FILE- In a June 7, 2012, file photo, Federal Reserve Board Chairman Ben Bernanke testifies before the Joint Economic Committee about the nation's economy on Capitol Hill in Washington. Anticipation is high that the Federal Reserve will announce some new step Wednesday, June 20 2012, to try to rejuvenate the U.S. economy and boost investor confidence (AP Photo/J. Scott Applewhite, File)
June 20, 2012 - 12:42 PM
WASHINGTON - The U.S. Federal Reserve is extending a program intended to further lower long-term interest rates, noting hiring has weakened, consumer spending is rising more slowly and the economy needs more support.
The Fed will continue Operation Twist through the end of the year. The Fed has been selling $400 billion in short-term Treasury securities since September and buying longer-term Treasury securities . It says it will shift another $267 billion through December. The Fed wants to spur more borrowing, spending and growth.
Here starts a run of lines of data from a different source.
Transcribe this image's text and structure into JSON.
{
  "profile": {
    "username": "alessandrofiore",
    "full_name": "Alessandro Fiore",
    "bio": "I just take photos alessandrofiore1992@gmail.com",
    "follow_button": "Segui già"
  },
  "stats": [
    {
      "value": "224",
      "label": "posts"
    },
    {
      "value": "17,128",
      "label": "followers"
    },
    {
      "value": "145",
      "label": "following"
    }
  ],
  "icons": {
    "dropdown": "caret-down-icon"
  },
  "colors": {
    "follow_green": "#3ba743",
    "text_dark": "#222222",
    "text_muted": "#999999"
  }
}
But extending Operation Twist might not provide much benefit. Long-term U.S. rates have already touched record lows. Businesses and consumers who aren't borrowing now might not do so if rates slipped slightly more.
Fed officials are also reiterating their plan to keep short-term rates at record lows until at least late 2014. They also repeated a warning that Europe's financial crisis continued to pose a significant risks to the economy.
The Fed has more leeway to act because it says inflation has declined. It pointed to lower gas and oil prices.
The statement was approved on a 11-1 vote. Jeffery Lacker, president of the Richmond Regional Fed Bank, dissented for the fourth straight meeting. The statement said he opposed the continuation of Operation Twist.